How Stout & Porter Differ
Disagreement abounds on the differences between stout and porter. Different answers arise depending on who you ask. The line between the two can be quite blurred and obscure. Often it’s what the brewer says it is. Two general differences tend to include:
- Stout uses more roasted barley and black malt
- Stout generally leans to black color while porters are dark brown to almost black
Often more bitter and roasted malt flavor than a brown porter, but not quite a stout. Robust porters have a roast malt flavor, often reminiscent of cocoa, but no roast barley flavor. Their caramel and malty sweetness is in harmony with the sharp bitterness of black malt. Hop bitterness is evident.
Brown porters have no roasted barley or strong burnt/black malt character. Low to medium malt sweetness, caramel and chocolate is acceptable. Hop bitterness is medium.
Dry stouts are black. These beers achieve a dry-roasted character through the use of roasted barley. The emphasis of coffee-like roasted barley and a moderate degree of roasted malt aromas define much of the character. Hop bitterness is medium to medium high.
Sweet stout, also referred to as cream stout, is black in color. Malt sweetness, chocolate, and caramel flavor should dominate the flavor profile and contribute to the aroma. They also should have a low to medium-low roasted malt/barley derived bitterness. milk sugar (lactose) lends the style more body.

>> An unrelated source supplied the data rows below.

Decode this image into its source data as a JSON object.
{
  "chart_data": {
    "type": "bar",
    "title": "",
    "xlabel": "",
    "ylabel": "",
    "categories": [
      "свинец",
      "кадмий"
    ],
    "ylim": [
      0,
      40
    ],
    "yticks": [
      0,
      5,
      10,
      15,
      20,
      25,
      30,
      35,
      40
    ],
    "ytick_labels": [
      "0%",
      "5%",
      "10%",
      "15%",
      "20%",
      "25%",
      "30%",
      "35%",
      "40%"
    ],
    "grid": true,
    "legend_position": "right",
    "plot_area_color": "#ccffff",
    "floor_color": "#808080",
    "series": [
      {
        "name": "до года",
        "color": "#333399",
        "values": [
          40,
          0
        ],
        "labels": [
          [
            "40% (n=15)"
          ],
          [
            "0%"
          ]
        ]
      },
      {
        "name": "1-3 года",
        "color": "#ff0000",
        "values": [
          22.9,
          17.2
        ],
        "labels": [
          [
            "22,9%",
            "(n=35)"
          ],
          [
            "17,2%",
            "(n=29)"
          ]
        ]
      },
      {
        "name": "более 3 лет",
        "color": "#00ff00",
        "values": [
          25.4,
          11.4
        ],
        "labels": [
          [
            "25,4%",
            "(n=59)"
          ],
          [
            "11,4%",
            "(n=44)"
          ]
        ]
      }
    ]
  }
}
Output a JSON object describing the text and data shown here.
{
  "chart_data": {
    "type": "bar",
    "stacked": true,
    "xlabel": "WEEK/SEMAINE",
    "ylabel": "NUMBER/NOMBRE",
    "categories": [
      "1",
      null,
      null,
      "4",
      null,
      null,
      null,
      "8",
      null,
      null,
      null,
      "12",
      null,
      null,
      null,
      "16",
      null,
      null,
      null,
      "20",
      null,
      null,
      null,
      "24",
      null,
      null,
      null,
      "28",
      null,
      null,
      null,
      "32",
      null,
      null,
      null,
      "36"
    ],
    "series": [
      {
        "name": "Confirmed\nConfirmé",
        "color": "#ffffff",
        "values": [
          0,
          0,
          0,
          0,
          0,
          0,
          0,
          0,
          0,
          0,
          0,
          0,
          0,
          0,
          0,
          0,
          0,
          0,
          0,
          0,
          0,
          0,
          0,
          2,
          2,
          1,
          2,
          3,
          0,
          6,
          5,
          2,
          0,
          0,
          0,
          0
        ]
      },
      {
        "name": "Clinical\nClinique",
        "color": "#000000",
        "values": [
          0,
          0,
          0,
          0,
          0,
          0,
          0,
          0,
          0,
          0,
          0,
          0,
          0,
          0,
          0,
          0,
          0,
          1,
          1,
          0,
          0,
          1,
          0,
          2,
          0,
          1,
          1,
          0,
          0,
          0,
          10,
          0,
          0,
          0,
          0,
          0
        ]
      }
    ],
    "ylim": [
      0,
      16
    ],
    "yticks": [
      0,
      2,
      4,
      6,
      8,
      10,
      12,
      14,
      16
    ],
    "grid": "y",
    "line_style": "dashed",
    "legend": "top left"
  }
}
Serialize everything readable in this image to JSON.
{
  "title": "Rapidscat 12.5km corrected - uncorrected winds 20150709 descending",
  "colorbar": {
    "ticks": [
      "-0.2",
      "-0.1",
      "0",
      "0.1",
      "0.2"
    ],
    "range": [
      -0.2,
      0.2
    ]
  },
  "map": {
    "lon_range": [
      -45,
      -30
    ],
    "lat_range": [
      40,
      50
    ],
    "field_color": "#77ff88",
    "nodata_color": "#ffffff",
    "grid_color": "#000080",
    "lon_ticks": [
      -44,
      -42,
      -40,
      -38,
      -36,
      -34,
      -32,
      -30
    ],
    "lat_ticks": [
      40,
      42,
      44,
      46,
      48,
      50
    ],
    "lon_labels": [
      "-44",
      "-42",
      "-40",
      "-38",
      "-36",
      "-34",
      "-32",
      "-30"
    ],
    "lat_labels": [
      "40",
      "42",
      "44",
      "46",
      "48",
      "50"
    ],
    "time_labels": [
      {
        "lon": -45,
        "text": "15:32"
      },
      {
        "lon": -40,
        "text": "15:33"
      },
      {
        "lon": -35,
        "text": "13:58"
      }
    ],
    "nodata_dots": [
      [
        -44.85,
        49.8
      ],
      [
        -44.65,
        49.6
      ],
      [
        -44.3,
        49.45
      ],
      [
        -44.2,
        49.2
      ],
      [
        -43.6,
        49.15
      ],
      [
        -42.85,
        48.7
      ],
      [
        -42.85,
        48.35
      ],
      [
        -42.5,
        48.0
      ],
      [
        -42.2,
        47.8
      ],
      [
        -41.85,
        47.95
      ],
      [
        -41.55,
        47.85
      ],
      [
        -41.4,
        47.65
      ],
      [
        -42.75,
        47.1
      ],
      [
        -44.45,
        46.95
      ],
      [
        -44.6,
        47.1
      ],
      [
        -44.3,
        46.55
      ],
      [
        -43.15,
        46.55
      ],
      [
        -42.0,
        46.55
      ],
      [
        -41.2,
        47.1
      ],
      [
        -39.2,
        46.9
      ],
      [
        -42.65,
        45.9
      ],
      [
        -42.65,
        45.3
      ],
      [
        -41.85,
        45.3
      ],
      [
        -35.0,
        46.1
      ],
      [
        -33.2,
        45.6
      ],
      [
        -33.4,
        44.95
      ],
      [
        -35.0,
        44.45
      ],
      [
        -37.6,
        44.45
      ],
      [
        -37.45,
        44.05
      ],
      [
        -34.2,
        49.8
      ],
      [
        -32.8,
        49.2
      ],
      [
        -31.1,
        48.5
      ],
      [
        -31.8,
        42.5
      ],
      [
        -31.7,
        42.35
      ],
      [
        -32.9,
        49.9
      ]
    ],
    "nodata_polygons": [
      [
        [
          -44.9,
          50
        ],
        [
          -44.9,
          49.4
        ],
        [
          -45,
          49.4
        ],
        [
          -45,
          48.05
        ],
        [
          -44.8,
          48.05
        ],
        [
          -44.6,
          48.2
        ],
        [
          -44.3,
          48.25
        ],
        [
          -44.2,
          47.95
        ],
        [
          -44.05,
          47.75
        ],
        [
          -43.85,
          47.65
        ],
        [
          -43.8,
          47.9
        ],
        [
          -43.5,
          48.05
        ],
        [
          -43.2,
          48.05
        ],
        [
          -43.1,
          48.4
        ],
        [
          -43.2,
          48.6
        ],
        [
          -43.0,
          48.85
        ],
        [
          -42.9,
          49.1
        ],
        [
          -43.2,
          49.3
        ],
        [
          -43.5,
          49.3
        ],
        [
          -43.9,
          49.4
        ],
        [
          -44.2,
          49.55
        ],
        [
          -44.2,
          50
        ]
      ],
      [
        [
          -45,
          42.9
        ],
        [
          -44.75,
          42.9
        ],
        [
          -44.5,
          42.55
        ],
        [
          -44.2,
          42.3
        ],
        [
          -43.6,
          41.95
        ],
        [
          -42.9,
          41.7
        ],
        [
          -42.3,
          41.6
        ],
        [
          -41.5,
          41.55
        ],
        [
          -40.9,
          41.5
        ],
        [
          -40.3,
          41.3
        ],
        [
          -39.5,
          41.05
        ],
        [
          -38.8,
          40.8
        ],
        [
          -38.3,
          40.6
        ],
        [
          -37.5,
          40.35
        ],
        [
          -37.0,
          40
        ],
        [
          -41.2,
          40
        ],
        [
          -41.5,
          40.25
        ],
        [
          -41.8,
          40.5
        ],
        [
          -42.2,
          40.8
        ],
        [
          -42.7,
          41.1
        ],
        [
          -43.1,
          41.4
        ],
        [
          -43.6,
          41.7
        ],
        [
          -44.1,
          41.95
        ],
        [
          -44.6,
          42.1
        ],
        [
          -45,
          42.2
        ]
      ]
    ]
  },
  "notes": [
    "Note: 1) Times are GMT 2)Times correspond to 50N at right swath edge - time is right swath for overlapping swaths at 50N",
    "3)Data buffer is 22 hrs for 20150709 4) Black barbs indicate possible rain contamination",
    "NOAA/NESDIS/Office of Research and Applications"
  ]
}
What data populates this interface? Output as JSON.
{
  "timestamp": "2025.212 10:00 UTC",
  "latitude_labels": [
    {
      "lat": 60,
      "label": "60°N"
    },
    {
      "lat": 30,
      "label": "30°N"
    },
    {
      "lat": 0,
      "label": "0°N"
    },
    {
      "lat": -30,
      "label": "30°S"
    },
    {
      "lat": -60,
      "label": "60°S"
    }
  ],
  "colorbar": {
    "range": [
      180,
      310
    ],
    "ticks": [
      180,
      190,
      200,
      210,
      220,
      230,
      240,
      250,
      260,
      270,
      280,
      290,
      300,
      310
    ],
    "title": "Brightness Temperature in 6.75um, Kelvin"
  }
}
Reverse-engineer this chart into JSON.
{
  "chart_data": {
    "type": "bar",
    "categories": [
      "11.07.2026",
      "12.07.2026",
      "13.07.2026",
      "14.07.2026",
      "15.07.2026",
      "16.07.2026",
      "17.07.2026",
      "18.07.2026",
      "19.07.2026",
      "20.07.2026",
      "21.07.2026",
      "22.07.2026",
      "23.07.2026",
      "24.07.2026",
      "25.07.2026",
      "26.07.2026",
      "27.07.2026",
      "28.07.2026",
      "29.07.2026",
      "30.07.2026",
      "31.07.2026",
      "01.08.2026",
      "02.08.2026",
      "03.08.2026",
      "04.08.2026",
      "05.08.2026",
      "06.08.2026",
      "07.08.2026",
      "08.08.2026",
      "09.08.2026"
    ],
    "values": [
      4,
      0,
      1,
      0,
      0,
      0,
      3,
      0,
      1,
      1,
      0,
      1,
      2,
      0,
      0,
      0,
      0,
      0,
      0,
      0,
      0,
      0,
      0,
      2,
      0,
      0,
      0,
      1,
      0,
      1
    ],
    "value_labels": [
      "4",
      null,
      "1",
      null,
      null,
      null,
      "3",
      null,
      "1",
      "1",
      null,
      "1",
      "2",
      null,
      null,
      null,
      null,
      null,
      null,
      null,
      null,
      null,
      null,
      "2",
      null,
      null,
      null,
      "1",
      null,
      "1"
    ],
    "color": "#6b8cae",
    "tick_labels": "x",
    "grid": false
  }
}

The addition of oatmeal adds a smooth rich body to these craft beers. Oatmeal stouts are dark brown to black in color. A roasted malt character which is caramel-like and chocolate-like should be smooth and not bitter. Coffee-like roasted barley and malt aromas are prominent.
American-style imperial stouts are the strongest in alcohol and body of the stouts and black in color. These beers typically have an extremely rich malty flavor and aroma with full, sweet malt character. Bitterness can come from roasted malts or hops additions.